OBRIST: We first collaborated after you became mayor of Tirana, in 2000, and you started your painting project in the city—that’s how we met, discussing this at “Utopia Station” at the Venice Biennale in 2003. I’ve always wanted to ask you: How did your epiphany about painting and color happen?

RAMA: When I took office, there were very high expectations. Tirana was stagnant. And political campaigns in Albania were likewise completely frozen in time: people sitting in auditoriums just as they had under the Communist regime, a table on the stage, no real images, thoughts, or communication. So I brought the campaign to the streets. There was also always an authentic aesthetic dimension, thanks to my background and to the collaboration with Anri.

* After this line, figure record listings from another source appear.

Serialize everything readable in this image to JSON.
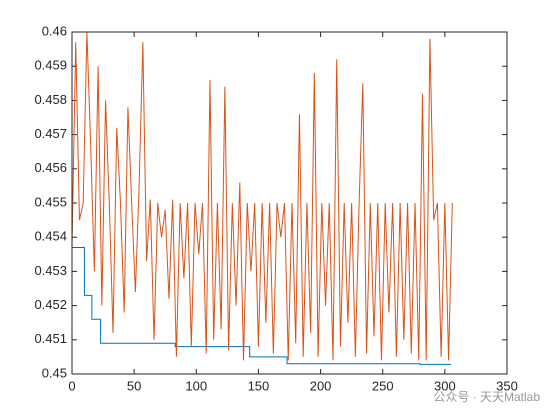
{
  "chart_data": {
    "type": "line",
    "xlim": [
      0,
      350
    ],
    "xticks": [
      0,
      50,
      100,
      150,
      200,
      250,
      300,
      350
    ],
    "ylim": [
      0.45,
      0.46
    ],
    "yticks": [
      0.45,
      0.451,
      0.452,
      0.453,
      0.454,
      0.455,
      0.456,
      0.457,
      0.458,
      0.459,
      0.46
    ],
    "annotation": "公众号 · 天天Matlab",
    "series": [
      {
        "color": "#0072bd",
        "x": [
          0,
          10,
          10,
          16,
          16,
          23,
          23,
          83,
          83,
          143,
          143,
          173,
          173,
          280,
          280,
          305
        ],
        "values": [
          0.4537,
          0.4537,
          0.4523,
          0.4523,
          0.4516,
          0.4516,
          0.4509,
          0.4509,
          0.4508,
          0.4508,
          0.4505,
          0.4505,
          0.4503,
          0.4503,
          0.45028,
          0.45028
        ]
      },
      {
        "color": "#d95319",
        "x": [
          0,
          3,
          6,
          9,
          12,
          15,
          18,
          21,
          24,
          27,
          30,
          33,
          36,
          39,
          42,
          45,
          48,
          51,
          54,
          57,
          60,
          63,
          66,
          69,
          72,
          75,
          78,
          81,
          84,
          87,
          90,
          93,
          96,
          99,
          102,
          105,
          108,
          111,
          114,
          117,
          120,
          123,
          126,
          129,
          132,
          135,
          138,
          141,
          144,
          147,
          150,
          153,
          156,
          159,
          162,
          165,
          168,
          171,
          174,
          177,
          180,
          183,
          186,
          189,
          192,
          195,
          198,
          201,
          204,
          207,
          210,
          213,
          216,
          219,
          222,
          225,
          228,
          231,
          234,
          237,
          240,
          243,
          246,
          249,
          252,
          255,
          258,
          261,
          264,
          267,
          270,
          273,
          276,
          279,
          282,
          285,
          288,
          291,
          294,
          297,
          300,
          303,
          306
        ],
        "values": [
          0.4537,
          0.4597,
          0.4545,
          0.455,
          0.46,
          0.4567,
          0.453,
          0.459,
          0.452,
          0.458,
          0.455,
          0.4512,
          0.4572,
          0.455,
          0.4518,
          0.4578,
          0.455,
          0.4524,
          0.4555,
          0.4597,
          0.4533,
          0.4551,
          0.451,
          0.455,
          0.454,
          0.4548,
          0.4522,
          0.4551,
          0.4505,
          0.455,
          0.4528,
          0.455,
          0.4508,
          0.455,
          0.4535,
          0.455,
          0.4506,
          0.4586,
          0.451,
          0.455,
          0.4513,
          0.4584,
          0.4507,
          0.455,
          0.452,
          0.4556,
          0.4504,
          0.455,
          0.453,
          0.455,
          0.4508,
          0.455,
          0.4515,
          0.455,
          0.4506,
          0.455,
          0.454,
          0.455,
          0.4504,
          0.455,
          0.4509,
          0.4576,
          0.4505,
          0.455,
          0.4512,
          0.4588,
          0.4505,
          0.455,
          0.452,
          0.455,
          0.4504,
          0.4592,
          0.4508,
          0.455,
          0.4515,
          0.455,
          0.4505,
          0.455,
          0.4585,
          0.4506,
          0.455,
          0.4511,
          0.455,
          0.4504,
          0.455,
          0.4518,
          0.455,
          0.4505,
          0.455,
          0.451,
          0.455,
          0.4506,
          0.455,
          0.4504,
          0.4582,
          0.4504,
          0.4598,
          0.4545,
          0.455,
          0.4505,
          0.455,
          0.4504,
          0.455
        ]
      }
    ]
  }
}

OBRIST: Did Anri make the first campaign video clips?

RAMA: Yes. It was the precursor of what would become the urban painting project: We took an old picture of the center of Tirana. We put the photograph in water, then dripped colored paint into the water, and filmed the whole thing.

OBRIST: It was a teaser.

RAMA: Because it was just this sequence, no message.

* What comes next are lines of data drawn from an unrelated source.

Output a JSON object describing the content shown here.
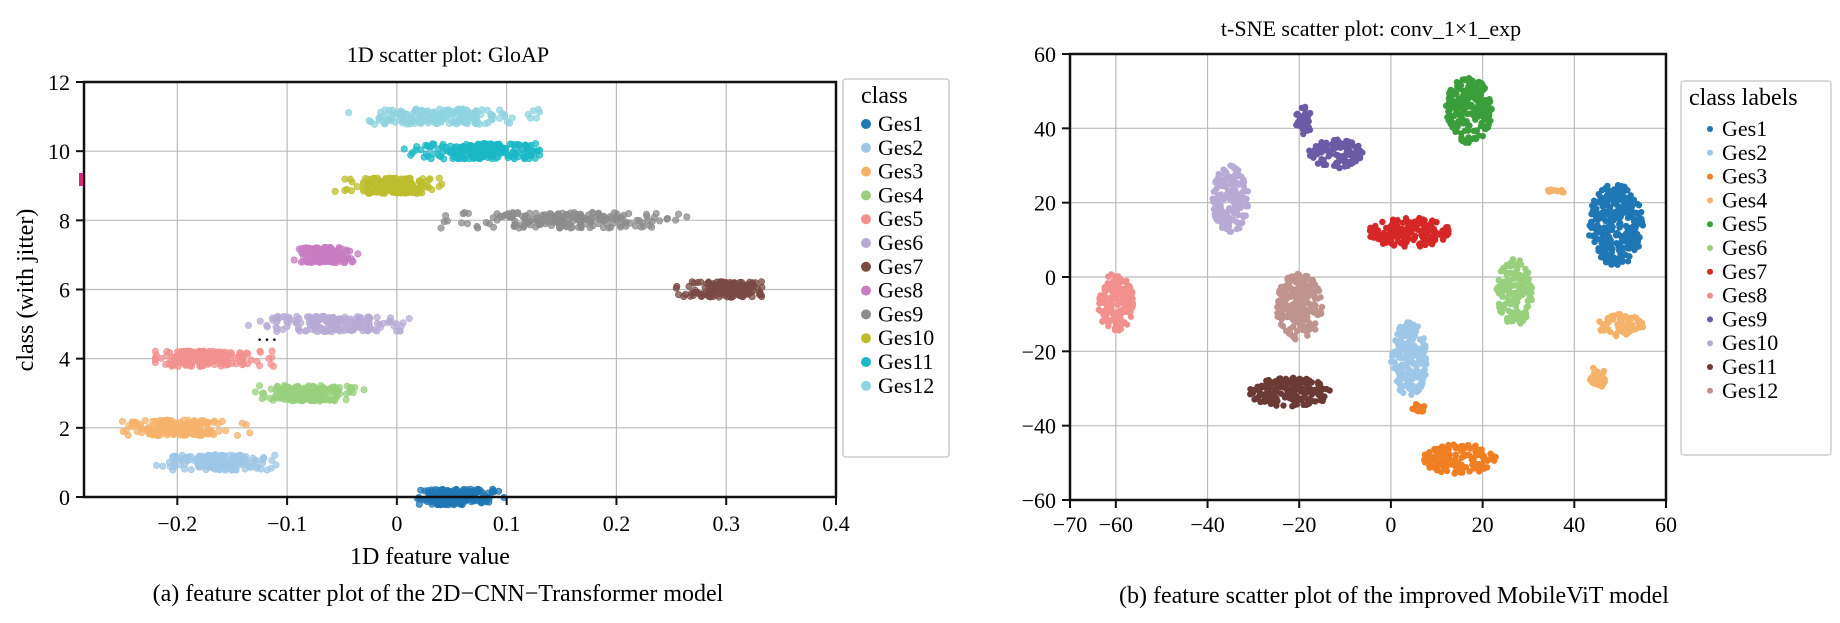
{
  "figure": {
    "caption_a": "(a) feature scatter plot of the 2D−CNN−Transformer model",
    "caption_b": "(b) feature scatter plot of the improved MobileViT model"
  },
  "colors": {
    "Ges1": "#1f77b4",
    "Ges2": "#9ec6e6",
    "Ges3": "#f5b26b",
    "Ges4": "#98d07e",
    "Ges5": "#f2908d",
    "Ges6": "#b7abd6",
    "Ges7": "#7a4a45",
    "Ges8": "#c77cc0",
    "Ges9": "#8c8c8c",
    "Ges10": "#bdbd2d",
    "Ges11": "#1bb8c7",
    "Ges12": "#8fd3e0",
    "tsne_Ges1": "#1f77b4",
    "tsne_Ges2": "#9ec6e6",
    "tsne_Ges3": "#f07e22",
    "tsne_Ges4": "#f5b26b",
    "tsne_Ges5": "#3a9e3a",
    "tsne_Ges6": "#98d07e",
    "tsne_Ges7": "#d62728",
    "tsne_Ges8": "#f2908d",
    "tsne_Ges9": "#6b5aa6",
    "tsne_Ges10": "#b7abd6",
    "tsne_Ges11": "#6b3a35",
    "tsne_Ges12": "#c0948e",
    "marker": "#d6267e"
  },
  "chart_data": [
    {
      "type": "scatter",
      "title": "1D scatter plot: GloAP",
      "xlabel": "1D feature value",
      "ylabel": "class (with jitter)",
      "xlim": [
        -0.285,
        0.4
      ],
      "ylim": [
        0,
        12
      ],
      "xticks": [
        -0.2,
        -0.1,
        0,
        0.1,
        0.2,
        0.3,
        0.4
      ],
      "xtick_labels": [
        "−0.2",
        "−0.1",
        "0",
        "0.1",
        "0.2",
        "0.3",
        "0.4"
      ],
      "yticks": [
        0,
        2,
        4,
        6,
        8,
        10,
        12
      ],
      "ytick_labels": [
        "0",
        "2",
        "4",
        "6",
        "8",
        "10",
        "12"
      ],
      "grid": true,
      "legend": {
        "title": "class",
        "placement": "outside-right",
        "entries": [
          "Ges1",
          "Ges2",
          "Ges3",
          "Ges4",
          "Ges5",
          "Ges6",
          "Ges7",
          "Ges8",
          "Ges9",
          "Ges10",
          "Ges11",
          "Ges12"
        ]
      },
      "annotation": "…",
      "series": [
        {
          "name": "Ges1",
          "y": 0,
          "x_range": [
            0.01,
            0.1
          ],
          "x_center": 0.055
        },
        {
          "name": "Ges2",
          "y": 1,
          "x_range": [
            -0.22,
            -0.11
          ],
          "x_center": -0.165
        },
        {
          "name": "Ges3",
          "y": 2,
          "x_range": [
            -0.26,
            -0.13
          ],
          "x_center": -0.205
        },
        {
          "name": "Ges4",
          "y": 3,
          "x_range": [
            -0.13,
            -0.03
          ],
          "x_center": -0.08
        },
        {
          "name": "Ges5",
          "y": 4,
          "x_range": [
            -0.22,
            -0.11
          ],
          "x_center": -0.175
        },
        {
          "name": "Ges6",
          "y": 5,
          "x_range": [
            -0.14,
            0.03
          ],
          "x_center": -0.055
        },
        {
          "name": "Ges7",
          "y": 6,
          "x_range": [
            0.25,
            0.335
          ],
          "x_center": 0.3
        },
        {
          "name": "Ges8",
          "y": 7,
          "x_range": [
            -0.095,
            -0.035
          ],
          "x_center": -0.065
        },
        {
          "name": "Ges9",
          "y": 8,
          "x_range": [
            0.035,
            0.265
          ],
          "x_center": 0.16
        },
        {
          "name": "Ges10",
          "y": 9,
          "x_range": [
            -0.06,
            0.045
          ],
          "x_center": -0.005
        },
        {
          "name": "Ges11",
          "y": 10,
          "x_range": [
            -0.015,
            0.13
          ],
          "x_center": 0.075
        },
        {
          "name": "Ges12",
          "y": 11,
          "x_range": [
            -0.045,
            0.145
          ],
          "x_center": 0.04
        }
      ]
    },
    {
      "type": "scatter",
      "title": "t-SNE scatter plot: conv_1×1_exp",
      "xlabel": "",
      "ylabel": "",
      "xlim": [
        -70,
        60
      ],
      "ylim": [
        -60,
        60
      ],
      "xticks": [
        -70,
        -60,
        -40,
        -20,
        0,
        20,
        40,
        60
      ],
      "xtick_labels": [
        "−70",
        "−60",
        "−40",
        "−20",
        "0",
        "20",
        "40",
        "60"
      ],
      "yticks": [
        -60,
        -40,
        -20,
        0,
        20,
        40,
        60
      ],
      "ytick_labels": [
        "−60",
        "−40",
        "−20",
        "0",
        "20",
        "40",
        "60"
      ],
      "grid": true,
      "legend": {
        "title": "class labels",
        "placement": "outside-right",
        "entries": [
          "Ges1",
          "Ges2",
          "Ges3",
          "Ges4",
          "Ges5",
          "Ges6",
          "Ges7",
          "Ges8",
          "Ges9",
          "Ges10",
          "Ges11",
          "Ges12"
        ]
      },
      "series": [
        {
          "name": "Ges1",
          "clusters": [
            {
              "cx": 49,
              "cy": 14,
              "rx": 6,
              "ry": 11
            }
          ]
        },
        {
          "name": "Ges2",
          "clusters": [
            {
              "cx": 4,
              "cy": -22,
              "rx": 4,
              "ry": 10
            }
          ]
        },
        {
          "name": "Ges3",
          "clusters": [
            {
              "cx": 15,
              "cy": -49,
              "rx": 8,
              "ry": 4
            },
            {
              "cx": 6,
              "cy": -35,
              "rx": 1.5,
              "ry": 1.5
            }
          ]
        },
        {
          "name": "Ges4",
          "clusters": [
            {
              "cx": 50,
              "cy": -13,
              "rx": 5,
              "ry": 3
            },
            {
              "cx": 45,
              "cy": -27,
              "rx": 2,
              "ry": 3
            },
            {
              "cx": 36,
              "cy": 23,
              "rx": 2,
              "ry": 0.7
            }
          ]
        },
        {
          "name": "Ges5",
          "clusters": [
            {
              "cx": 17,
              "cy": 45,
              "rx": 5,
              "ry": 9
            }
          ]
        },
        {
          "name": "Ges6",
          "clusters": [
            {
              "cx": 27,
              "cy": -4,
              "rx": 4,
              "ry": 9
            }
          ]
        },
        {
          "name": "Ges7",
          "clusters": [
            {
              "cx": 4,
              "cy": 12,
              "rx": 9,
              "ry": 4
            }
          ]
        },
        {
          "name": "Ges8",
          "clusters": [
            {
              "cx": -60,
              "cy": -7,
              "rx": 4,
              "ry": 8
            }
          ]
        },
        {
          "name": "Ges9",
          "clusters": [
            {
              "cx": -12,
              "cy": 33,
              "rx": 6,
              "ry": 4
            },
            {
              "cx": -19,
              "cy": 42,
              "rx": 2,
              "ry": 4
            }
          ]
        },
        {
          "name": "Ges10",
          "clusters": [
            {
              "cx": -35,
              "cy": 21,
              "rx": 4,
              "ry": 9
            }
          ]
        },
        {
          "name": "Ges11",
          "clusters": [
            {
              "cx": -22,
              "cy": -31,
              "rx": 9,
              "ry": 4
            }
          ]
        },
        {
          "name": "Ges12",
          "clusters": [
            {
              "cx": -20,
              "cy": -8,
              "rx": 5,
              "ry": 9
            }
          ]
        }
      ]
    }
  ]
}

ANRI SALA: It emerged like a colorful virus on TV.

RAMA: People would see this black-and-white picture at the center, and then red, yellow, blue, or green suffusing the picture, and that’s it. Just a few seconds. It was before the actual campaign started in earnest. So it was announcing something—

SALA: But you didn’t know what.

RAMA: Once I was mayor, we actually started to paint buildings. We simply painted bright, colorful facades on rows of grim socialist block housing—and it was transformative. The colors bound together all the volumes that had been wantonly added to the original surface, piecemeal, by residents who needed to expand their living space but who were not concerned with the forms produced by such alterations and the consequent disfiguring of facades. I thought it would be a cheap, effective way to change people’s perception of the country and their common space. It worked. And the project generated the first good international press about Albania after the regime change.

OBRIST: It triggered an avalanche of things.

RAMA: After the initial color project, after the first Tirana Biennale, in 2001, after acclaimed artists came (thanks to you and Anri inviting them to participate in the facade project in 2003), everyone seemed to want to do something connected with the colored facades. I am very, very upset that this project stopped because of lack of funding.